I was born in the city.
I was raised on the coast.
But my heart will always feel at home in the country.
Yesterday was a bit of a struggle to be honest.
The culmination of a whole host of reasons.
I was physically exhausted and emotionally overwhelmed.
Just didn't have the energy to keep my chin up.
After a stressful school drop off with a tantruming 5yr old (who excels in class but has big behavioural issues at school), I wanted to curl up in a ball and hide. I longed to get into bed and pull the covers over my head.
Six years of incessant sleep deprivation/disruption has been catching up with me and the longer it goes on, the less I'm able to bounce back. I'm very much aware of the impact it has on my emotional resilience too. We all struggle with it, as parents of little ones, (well, most of us do anyway).
So...feeling like a weepy zombie, I dropped Hubby at work and kept driving towards the Brindabellas. I needed to be in a comforting space, preferably with caffeine, which is why the Jackman and I found ourselves at Lanyon Homestead.

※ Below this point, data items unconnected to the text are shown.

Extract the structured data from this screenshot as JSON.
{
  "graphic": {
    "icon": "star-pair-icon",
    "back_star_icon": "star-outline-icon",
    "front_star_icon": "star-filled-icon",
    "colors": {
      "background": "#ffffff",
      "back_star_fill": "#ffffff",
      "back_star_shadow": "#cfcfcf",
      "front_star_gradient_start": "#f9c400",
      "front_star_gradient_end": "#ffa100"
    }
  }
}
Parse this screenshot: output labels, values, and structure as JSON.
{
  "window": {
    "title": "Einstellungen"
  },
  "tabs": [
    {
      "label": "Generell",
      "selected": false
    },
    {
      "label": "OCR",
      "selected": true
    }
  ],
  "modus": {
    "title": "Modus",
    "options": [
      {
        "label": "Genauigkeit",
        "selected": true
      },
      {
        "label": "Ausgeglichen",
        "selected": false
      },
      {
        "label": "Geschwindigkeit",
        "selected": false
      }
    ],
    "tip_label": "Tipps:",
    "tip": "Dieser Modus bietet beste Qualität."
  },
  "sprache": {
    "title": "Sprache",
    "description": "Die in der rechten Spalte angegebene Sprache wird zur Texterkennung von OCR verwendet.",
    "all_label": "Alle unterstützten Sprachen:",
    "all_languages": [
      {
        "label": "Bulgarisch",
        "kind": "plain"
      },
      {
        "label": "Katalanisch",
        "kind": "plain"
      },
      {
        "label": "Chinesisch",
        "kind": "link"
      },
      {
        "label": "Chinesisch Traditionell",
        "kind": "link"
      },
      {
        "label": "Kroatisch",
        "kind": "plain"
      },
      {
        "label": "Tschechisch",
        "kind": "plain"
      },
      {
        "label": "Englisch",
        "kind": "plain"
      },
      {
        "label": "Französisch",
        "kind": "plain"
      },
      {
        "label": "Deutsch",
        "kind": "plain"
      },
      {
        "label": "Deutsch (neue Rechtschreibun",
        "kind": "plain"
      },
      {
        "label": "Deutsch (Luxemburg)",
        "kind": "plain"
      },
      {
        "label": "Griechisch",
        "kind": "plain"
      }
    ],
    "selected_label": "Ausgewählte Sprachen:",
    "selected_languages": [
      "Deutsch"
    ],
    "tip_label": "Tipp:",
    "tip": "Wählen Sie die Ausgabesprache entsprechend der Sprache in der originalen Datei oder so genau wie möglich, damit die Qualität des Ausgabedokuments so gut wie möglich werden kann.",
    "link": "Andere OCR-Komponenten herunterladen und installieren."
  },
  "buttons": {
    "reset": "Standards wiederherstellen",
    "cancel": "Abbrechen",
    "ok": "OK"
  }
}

Sitting in the sunshine with a strong coffee in my hands, watching Jack running knee deep in clover, was salve for my soul. It was peaceful and beautiful and comforting.
Wandering about the orchard and listening to the fairy wrens in the hedgerow lifted the weight of my worries momentarily and let's face it, it's impossible not to feel happy chatting to a herd of curious cows.
My problems haven't magically disappeared but the fresh air and space gave me a little respite and perspective.
Lanyon will always have a special place in my heart.
Its a precious piece of countryside and I'm grateful for it.